Statistics and reproducibility
All statistical analyses were performed on n=3 biologicaly independent experiments using unpaired Student’s t-test. Biologically independent experiments reported here are from independent splits of each cell type used. Degrees of freedom = 4.
Clinvar analysis
Custom code provided in Supplementary Note 1 was used to determine base pair changes required to correct pathogenic SNPs in the ClinVar database 1.
Life sciences reporting summary
Further information on experimental design and reagents is available in the Life Sciences Reporting Summary.
Supplementary Material
Acknowledgments
This work was supported by the Ono Pharma Foundation, DARPA HR0011-17-2-0049, U.S. NIH RM1 HG009490, R01 EB022376, and R35 GM118062, and HHMI. Flow cytometry was supported by NCI P30CCA14051. L.W.K. is an NSF Graduate Research Fellow and was supported NIH Training Grant T32 GM095450. J.L.D. gratefully acknowledges graduate fellowship support from the NSF and Hertz Foundation.
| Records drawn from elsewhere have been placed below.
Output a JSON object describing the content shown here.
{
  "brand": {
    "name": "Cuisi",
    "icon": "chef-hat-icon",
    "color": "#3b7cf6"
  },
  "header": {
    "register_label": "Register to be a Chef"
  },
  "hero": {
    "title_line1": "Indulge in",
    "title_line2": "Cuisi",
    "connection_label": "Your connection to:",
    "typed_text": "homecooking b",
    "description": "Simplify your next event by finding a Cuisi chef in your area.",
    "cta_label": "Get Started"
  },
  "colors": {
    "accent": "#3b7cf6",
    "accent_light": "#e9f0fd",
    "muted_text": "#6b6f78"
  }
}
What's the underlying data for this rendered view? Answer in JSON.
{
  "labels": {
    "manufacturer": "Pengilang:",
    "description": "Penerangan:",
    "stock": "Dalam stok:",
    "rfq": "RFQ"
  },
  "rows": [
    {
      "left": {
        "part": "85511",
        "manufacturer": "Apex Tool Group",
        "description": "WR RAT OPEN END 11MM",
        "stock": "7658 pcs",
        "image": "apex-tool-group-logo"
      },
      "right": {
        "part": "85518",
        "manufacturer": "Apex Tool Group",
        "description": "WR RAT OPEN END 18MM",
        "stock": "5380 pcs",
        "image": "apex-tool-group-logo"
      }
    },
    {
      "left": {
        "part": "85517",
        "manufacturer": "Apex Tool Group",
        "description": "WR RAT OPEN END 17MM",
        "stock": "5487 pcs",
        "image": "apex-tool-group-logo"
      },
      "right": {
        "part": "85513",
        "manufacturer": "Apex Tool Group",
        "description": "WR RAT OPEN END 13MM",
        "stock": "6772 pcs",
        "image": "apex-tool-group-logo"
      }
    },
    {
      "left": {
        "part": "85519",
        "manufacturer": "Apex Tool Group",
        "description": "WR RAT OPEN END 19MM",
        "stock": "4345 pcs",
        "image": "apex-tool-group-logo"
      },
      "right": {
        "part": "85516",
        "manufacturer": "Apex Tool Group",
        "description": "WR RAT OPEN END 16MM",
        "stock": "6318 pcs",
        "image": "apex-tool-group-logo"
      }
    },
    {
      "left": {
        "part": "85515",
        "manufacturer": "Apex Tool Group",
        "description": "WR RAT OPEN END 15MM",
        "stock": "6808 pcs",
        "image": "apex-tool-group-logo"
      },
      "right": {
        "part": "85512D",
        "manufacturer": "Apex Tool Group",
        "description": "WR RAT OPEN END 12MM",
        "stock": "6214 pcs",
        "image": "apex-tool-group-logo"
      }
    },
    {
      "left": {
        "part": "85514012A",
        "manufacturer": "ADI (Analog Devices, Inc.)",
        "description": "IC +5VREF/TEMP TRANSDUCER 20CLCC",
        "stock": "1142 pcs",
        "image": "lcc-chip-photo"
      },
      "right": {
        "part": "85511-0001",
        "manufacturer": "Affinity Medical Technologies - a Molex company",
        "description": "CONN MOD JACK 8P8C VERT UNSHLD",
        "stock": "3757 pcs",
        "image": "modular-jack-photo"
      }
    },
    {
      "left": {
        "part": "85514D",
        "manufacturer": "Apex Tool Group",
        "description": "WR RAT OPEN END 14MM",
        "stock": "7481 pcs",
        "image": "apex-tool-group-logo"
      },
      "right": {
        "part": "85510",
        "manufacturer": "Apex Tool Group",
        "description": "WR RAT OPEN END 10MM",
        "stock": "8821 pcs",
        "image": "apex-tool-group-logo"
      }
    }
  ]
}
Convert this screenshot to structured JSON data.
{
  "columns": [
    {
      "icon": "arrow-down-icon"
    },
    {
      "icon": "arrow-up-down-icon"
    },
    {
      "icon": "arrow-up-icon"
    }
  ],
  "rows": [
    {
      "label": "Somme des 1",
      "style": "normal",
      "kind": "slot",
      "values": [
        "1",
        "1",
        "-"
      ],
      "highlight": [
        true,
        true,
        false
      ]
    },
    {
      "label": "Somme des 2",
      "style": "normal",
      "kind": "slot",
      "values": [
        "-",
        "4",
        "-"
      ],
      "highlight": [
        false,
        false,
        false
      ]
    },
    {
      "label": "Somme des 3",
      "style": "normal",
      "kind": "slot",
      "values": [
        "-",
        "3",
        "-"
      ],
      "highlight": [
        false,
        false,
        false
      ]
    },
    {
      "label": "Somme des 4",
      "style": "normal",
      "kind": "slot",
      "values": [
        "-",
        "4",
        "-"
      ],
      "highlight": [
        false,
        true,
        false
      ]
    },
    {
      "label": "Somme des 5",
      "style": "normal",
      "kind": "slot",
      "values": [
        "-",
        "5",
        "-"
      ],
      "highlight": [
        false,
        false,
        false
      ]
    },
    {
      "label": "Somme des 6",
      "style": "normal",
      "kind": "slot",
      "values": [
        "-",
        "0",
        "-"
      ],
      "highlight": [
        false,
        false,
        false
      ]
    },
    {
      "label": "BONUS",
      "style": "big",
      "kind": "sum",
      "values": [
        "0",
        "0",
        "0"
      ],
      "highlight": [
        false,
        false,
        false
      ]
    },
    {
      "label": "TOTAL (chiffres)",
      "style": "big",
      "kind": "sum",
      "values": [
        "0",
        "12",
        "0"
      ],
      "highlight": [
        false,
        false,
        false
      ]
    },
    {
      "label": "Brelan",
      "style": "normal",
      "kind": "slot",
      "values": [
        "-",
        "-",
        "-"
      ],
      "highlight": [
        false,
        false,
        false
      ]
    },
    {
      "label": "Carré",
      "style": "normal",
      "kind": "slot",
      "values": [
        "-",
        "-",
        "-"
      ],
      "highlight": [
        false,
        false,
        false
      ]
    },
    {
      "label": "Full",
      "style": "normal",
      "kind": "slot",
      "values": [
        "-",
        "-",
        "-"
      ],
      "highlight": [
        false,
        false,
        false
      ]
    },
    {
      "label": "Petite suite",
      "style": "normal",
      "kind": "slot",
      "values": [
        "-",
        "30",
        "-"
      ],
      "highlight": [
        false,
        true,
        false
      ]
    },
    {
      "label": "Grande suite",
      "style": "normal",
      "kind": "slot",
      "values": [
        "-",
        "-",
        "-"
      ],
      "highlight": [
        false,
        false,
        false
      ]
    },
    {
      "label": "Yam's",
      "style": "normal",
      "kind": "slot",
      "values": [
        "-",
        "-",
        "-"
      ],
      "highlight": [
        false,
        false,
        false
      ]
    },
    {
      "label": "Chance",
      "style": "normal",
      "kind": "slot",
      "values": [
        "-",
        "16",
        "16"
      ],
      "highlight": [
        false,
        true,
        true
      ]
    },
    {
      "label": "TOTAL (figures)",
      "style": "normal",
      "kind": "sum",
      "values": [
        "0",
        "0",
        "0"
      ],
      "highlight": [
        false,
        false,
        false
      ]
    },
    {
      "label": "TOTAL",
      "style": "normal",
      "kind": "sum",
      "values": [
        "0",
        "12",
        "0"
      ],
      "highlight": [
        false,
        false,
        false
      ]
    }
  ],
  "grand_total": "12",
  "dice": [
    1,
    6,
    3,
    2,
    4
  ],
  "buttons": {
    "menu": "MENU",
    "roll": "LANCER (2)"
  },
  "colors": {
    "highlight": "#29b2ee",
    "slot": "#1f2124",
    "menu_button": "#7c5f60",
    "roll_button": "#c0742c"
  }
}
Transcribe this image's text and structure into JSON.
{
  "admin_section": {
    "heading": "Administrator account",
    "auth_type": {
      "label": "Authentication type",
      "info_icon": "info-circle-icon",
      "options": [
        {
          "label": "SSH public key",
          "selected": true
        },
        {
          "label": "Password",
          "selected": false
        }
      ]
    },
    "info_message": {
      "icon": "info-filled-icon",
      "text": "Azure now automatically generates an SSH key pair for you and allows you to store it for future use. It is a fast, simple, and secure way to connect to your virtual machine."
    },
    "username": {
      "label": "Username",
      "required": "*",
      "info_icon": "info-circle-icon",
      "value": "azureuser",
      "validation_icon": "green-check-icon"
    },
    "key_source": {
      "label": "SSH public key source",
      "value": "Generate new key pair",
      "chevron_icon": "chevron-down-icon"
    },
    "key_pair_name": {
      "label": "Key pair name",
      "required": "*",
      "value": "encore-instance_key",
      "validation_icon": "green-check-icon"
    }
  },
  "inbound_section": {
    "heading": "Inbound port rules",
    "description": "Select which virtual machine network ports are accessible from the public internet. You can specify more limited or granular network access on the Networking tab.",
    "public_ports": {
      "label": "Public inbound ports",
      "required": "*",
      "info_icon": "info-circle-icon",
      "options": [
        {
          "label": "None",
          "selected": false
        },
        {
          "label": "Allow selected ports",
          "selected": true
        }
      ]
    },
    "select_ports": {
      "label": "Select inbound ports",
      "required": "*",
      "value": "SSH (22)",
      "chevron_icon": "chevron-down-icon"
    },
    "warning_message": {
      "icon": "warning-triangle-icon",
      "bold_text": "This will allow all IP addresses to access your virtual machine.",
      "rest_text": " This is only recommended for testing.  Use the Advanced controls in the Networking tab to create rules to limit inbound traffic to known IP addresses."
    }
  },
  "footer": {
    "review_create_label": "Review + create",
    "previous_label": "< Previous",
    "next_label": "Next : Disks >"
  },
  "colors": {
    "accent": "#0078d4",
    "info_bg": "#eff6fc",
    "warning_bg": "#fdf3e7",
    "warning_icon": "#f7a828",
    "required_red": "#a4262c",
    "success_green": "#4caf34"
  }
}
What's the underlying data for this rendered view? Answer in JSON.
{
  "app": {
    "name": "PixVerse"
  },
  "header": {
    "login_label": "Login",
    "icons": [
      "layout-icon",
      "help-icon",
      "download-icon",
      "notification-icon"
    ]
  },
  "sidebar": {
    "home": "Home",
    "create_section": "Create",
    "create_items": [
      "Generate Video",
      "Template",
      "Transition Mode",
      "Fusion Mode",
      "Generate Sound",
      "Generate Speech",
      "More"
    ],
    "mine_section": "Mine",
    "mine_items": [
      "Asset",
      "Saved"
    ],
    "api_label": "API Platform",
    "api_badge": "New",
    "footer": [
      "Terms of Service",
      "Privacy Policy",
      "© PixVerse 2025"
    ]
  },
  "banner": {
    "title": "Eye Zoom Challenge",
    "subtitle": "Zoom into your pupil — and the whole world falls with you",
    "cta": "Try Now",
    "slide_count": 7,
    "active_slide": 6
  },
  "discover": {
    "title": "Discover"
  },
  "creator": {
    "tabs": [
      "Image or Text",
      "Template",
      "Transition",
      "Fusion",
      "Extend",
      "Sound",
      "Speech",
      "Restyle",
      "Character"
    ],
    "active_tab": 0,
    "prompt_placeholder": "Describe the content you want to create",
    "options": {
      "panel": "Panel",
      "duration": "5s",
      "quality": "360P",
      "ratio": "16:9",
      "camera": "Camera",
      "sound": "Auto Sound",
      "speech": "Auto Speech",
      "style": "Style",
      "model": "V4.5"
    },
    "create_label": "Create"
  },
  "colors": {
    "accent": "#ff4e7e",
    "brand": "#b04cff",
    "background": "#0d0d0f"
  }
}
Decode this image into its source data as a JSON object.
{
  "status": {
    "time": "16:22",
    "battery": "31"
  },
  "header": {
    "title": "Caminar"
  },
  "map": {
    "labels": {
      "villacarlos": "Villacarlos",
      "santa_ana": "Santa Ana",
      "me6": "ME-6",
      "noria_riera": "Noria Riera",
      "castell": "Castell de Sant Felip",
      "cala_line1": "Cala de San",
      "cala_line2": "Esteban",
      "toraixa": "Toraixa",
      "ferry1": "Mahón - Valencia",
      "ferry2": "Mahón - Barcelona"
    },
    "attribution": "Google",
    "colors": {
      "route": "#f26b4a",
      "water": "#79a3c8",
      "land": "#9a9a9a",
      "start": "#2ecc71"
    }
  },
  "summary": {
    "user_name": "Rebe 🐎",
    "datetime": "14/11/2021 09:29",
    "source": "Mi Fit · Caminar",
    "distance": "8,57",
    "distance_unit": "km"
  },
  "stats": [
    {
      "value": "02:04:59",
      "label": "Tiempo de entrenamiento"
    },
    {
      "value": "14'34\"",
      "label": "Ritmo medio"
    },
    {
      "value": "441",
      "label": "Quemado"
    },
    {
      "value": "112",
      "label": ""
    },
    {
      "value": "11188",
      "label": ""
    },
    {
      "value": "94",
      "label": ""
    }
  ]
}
We thank Jeff Coller, Gavin Hansen, Mitch Weiss, and Akshay Sharma for helpful discussions.
Footnotes
Author Contributions
L.W.K., J.L.D., C.W., J.M.L., T.T., G.A.N., and J.P.M. generated reagents and conducted experiments. C.W. and A.R. performed computational analyses. D.R.L supervised the research. All authors contributed to writing the manuscript.
Data Availability
Plasmids encoding BE4max, AncBE4max, and ABEmax have been deposited to Addgene. High-throughput sequencing data are deposited in the NCBI Sequence Read Archive (SRP145378).
Competing Financial Interests
The authors declare competing financial interests: D.R.L. is a consultant and co-founder of Editas Medicine, Pairwise Plants, and Beam Therapeutics, companies that use genome editing. L.W.K., J.L.D., C.W., and D.R.L. have filed patent applications on aspects on this work. The authors declare no competing non-financial interests.